Wim Schippers

Opgetekend door J (Sjef) Smeets

Vandaag, 10 juni 2024, noteren we in het Brabantse Geldrop de oorlogsherinneringen van de, op 14.6.1935 in het Friese Workum geboren, heer Wim Schippers:

 

Mijn vader had met zijn broers het aannemingsbedrijf van hun vader voortgezet. Waar het  werk was, daar gingen zij wonen. Zij werkten aan de Afsluitdijk, sloegen damwanden en verzorgden kanaalwerken. Ze onderhielden ook de dijk tussen Makkum en Workum. Zo namen ze in 1939 ook werk aan de Zuid-Willemsvaart aan in Helmond en dus gingen wij in het aangrenzende Mierlo wonen. Al snel brak de oorlog uit en zijn wij daar gebleven. Mijn lagere school was er de Johannesschool. Daar waren mijn neef Jan en ik als het ware “bezienswaardigheden” als eerste niet-katholieke, maar protestantse jongetjes. Als er catechismusles was, dan mochten wij samen buiten gaan voetballen. Voor de 7e klas moest ik naar Geldrop.

 

In de oorlog was er geen werk meer, onder andere door materiaalgebrek en omdat ze niet voor de Duitsers wilden werken. Zij wilden bijvoorbeeld niet meewerken aan de Atlantikwall langs de Nederlandse kust. Voor het benodigde levensonderhoud van hun gezinnen verkochten ze alle materialen, die ze nog hadden.

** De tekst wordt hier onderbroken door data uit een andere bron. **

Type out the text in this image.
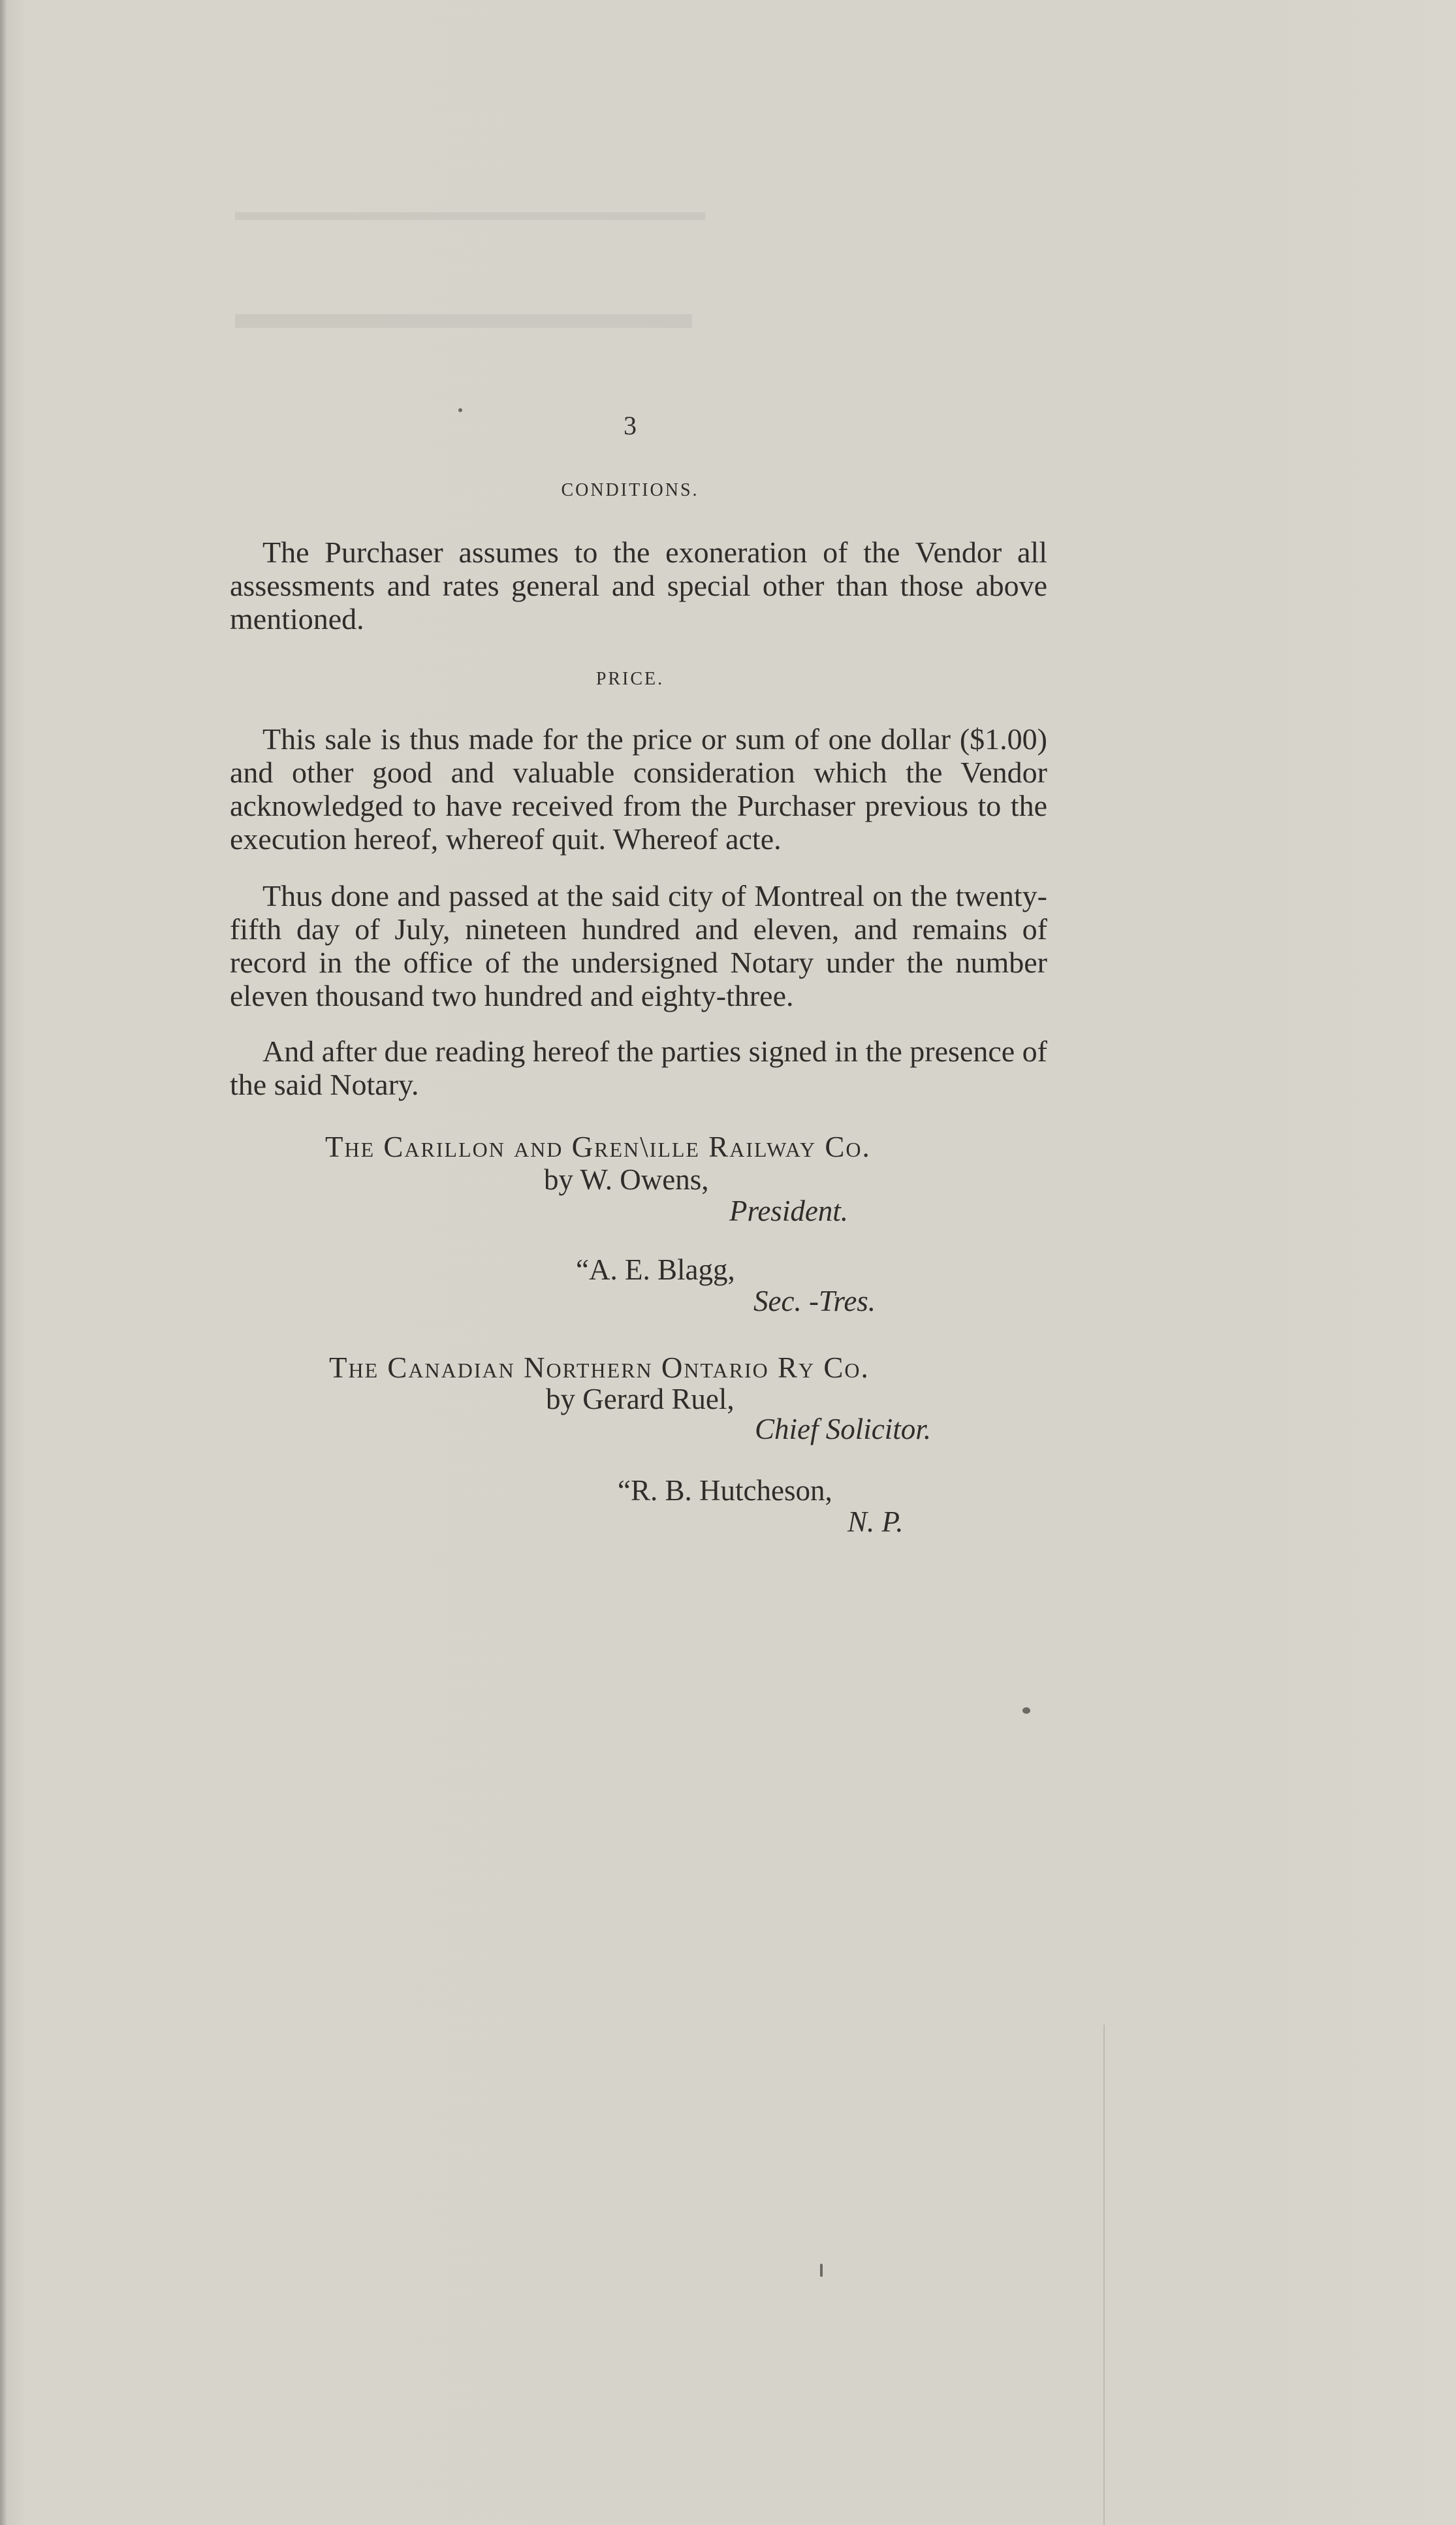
▬▬▬▬▬▬▬▬▬▬▬▬▬▬▬▬▬▬
▬▬▬▬▬▬▬▬▬▬
3
CONDITIONS.
The Purchaser assumes to the exoneration of the Vendor all assessments and rates general and special other than those above mentioned.
PRICE.
This sale is thus made for the price or sum of one dollar ($1.00) and other good and valuable consideration which the Vendor acknowledged to have received from the Purchaser previous to the execution hereof, whereof quit. Whereof acte.
Thus done and passed at the said city of Montreal on the twenty-fifth day of July, nineteen hundred and eleven, and remains of record in the office of the undersigned Notary under the number eleven thousand two hundred and eighty-three.
And after due reading hereof the parties signed in the presence of the said Notary.
The Carillon and Gren\ille Railway Co.
by W. Owens,
President.
“A. E. Blagg,
Sec. -Tres.
The Canadian Northern Ontario Ry Co.
by Gerard Ruel,
Chief Solicitor.
“R. B. Hutcheson,
N. P.
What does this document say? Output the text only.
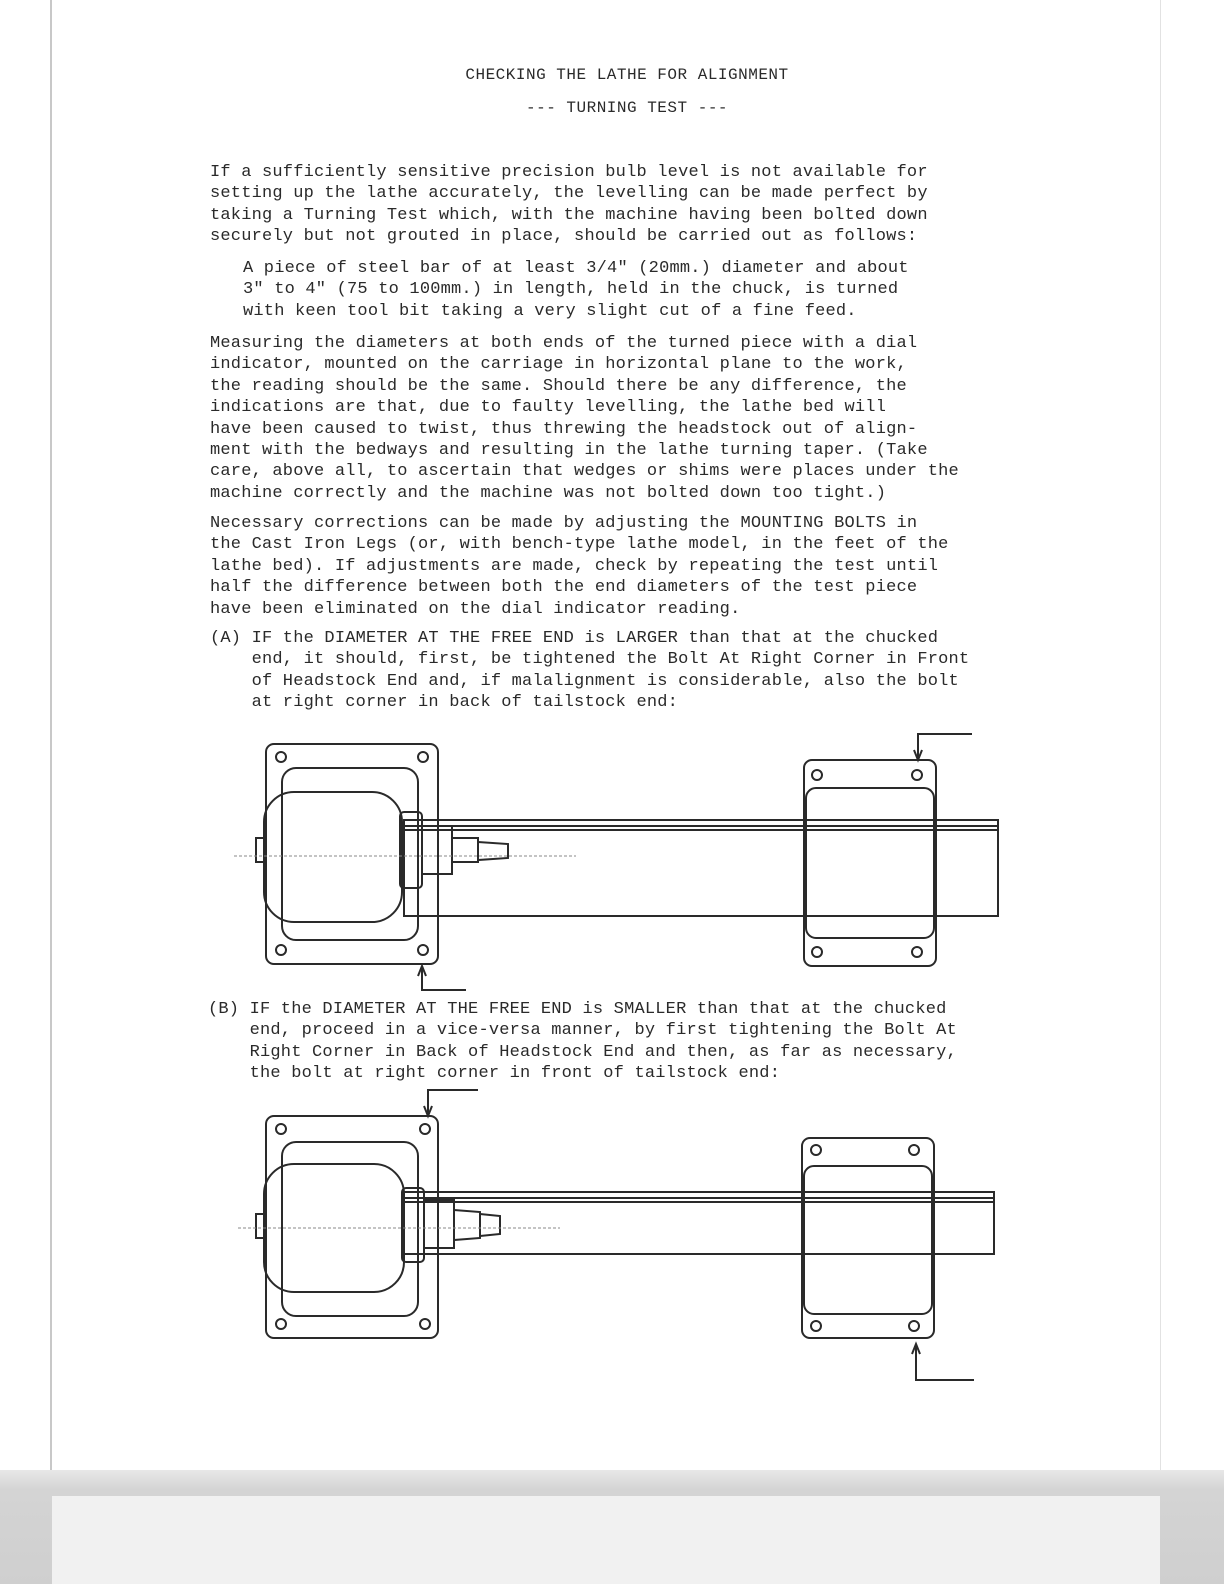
CHECKING THE LATHE FOR ALIGNMENT
--- TURNING TEST ---
If a sufficiently sensitive precision bulb level is not available for
setting up the lathe accurately, the levelling can be made perfect by
taking a Turning Test which, with the machine having been bolted down
securely but not grouted in place, should be carried out as follows:
A piece of steel bar of at least 3/4" (20mm.) diameter and about
3" to 4" (75 to 100mm.) in length, held in the chuck, is turned
with keen tool bit taking a very slight cut of a fine feed.
Measuring the diameters at both ends of the turned piece with a dial
indicator, mounted on the carriage in horizontal plane to the work,
the reading should be the same. Should there be any difference, the
indications are that, due to faulty levelling, the lathe bed will
have been caused to twist, thus threwing the headstock out of align-
ment with the bedways and resulting in the lathe turning taper. (Take
care, above all, to ascertain that wedges or shims were places under the
machine correctly and the machine was not bolted down too tight.)
Necessary corrections can be made by adjusting the MOUNTING BOLTS in
the Cast Iron Legs (or, with bench-type lathe model, in the feet of the
lathe bed). If adjustments are made, check by repeating the test until
half the difference between both the end diameters of the test piece
have been eliminated on the dial indicator reading.
(A) IF the DIAMETER AT THE FREE END is LARGER than that at the chucked
end, it should, first, be tightened the Bolt At Right Corner in Front
of Headstock End and, if malalignment is considerable, also the bolt
at right corner in back of tailstock end:
(B) IF the DIAMETER AT THE FREE END is SMALLER than that at the chucked
end, proceed in a vice-versa manner, by first tightening the Bolt At
Right Corner in Back of Headstock End and then, as far as necessary,
the bolt at right corner in front of tailstock end:
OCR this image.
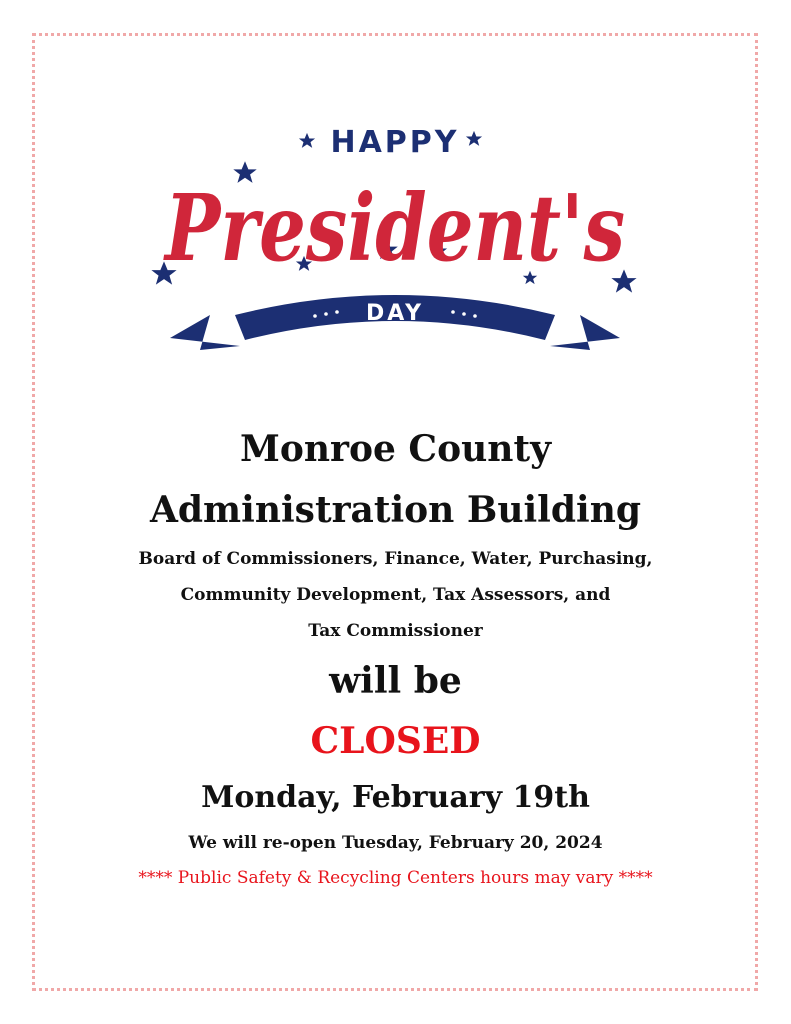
HAPPY
President's
DAY
Monroe County
Administration Building
Board of Commissioners, Finance, Water, Purchasing,
Community Development, Tax Assessors, and
Tax Commissioner
will be
CLOSED
Monday, February 19th
We will re-open Tuesday, February 20, 2024
**** Public Safety & Recycling Centers hours may vary ****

Toen de oorlog begon, hadden mijn ouders drie kinderen, waarvan ik het oudste was. Na mij kwam op 3.8.1938 Klaas die, nog maar 6 jaar oud, op 9.10.1944 is omgekomen.

Wij stonden in Mierlo te kijken naar de doortocht van de Engelsen, die hier toen dag en nacht doorging. Klaas is door een Amerikaanse GMC (vrachtwagen waarmee onder andere munitievoorraden werden vervoerd) overreden, toen hij de weg wilde oversteken. Ik was er bij en heb het zien gebeuren. De chauffeur is nog bij de begrafenis van Klaasje geweest. Voor mijn ouders is dat een verschrikking geweest. Heb je de oorlog meegemaakt. En als dan eindelijk de bevrijding daar is, dan verlies je zo je kind.

In Mierlo-Hout, toen nog samen met Mierlo één gemeente, zaten Russische krijgsgevangenen. (door de Duitsers tewerkgesteld op vliegveld Welschap. Bron: Regionaal Historisch Centrum Eindhoven. J.S.). Wij fietsten er als kinderen wel eens langs omdat ze zo’n mooi speelgoed van hout maakten.

We hadden tijdelijk een Joodse onderduiker, die we niet echt vertrouwden. Bij een huiszoeking door gewapende Duitsers moesten mijn ouders met mij en mijn broer en mijn zusje in de kamer bij elkaar gaan zitten. Ik had steeds te horen gekregen dat ik vooral niks mocht zeggen als me iets gevraagd werd. Dus ik hield altijd goed mijn mond.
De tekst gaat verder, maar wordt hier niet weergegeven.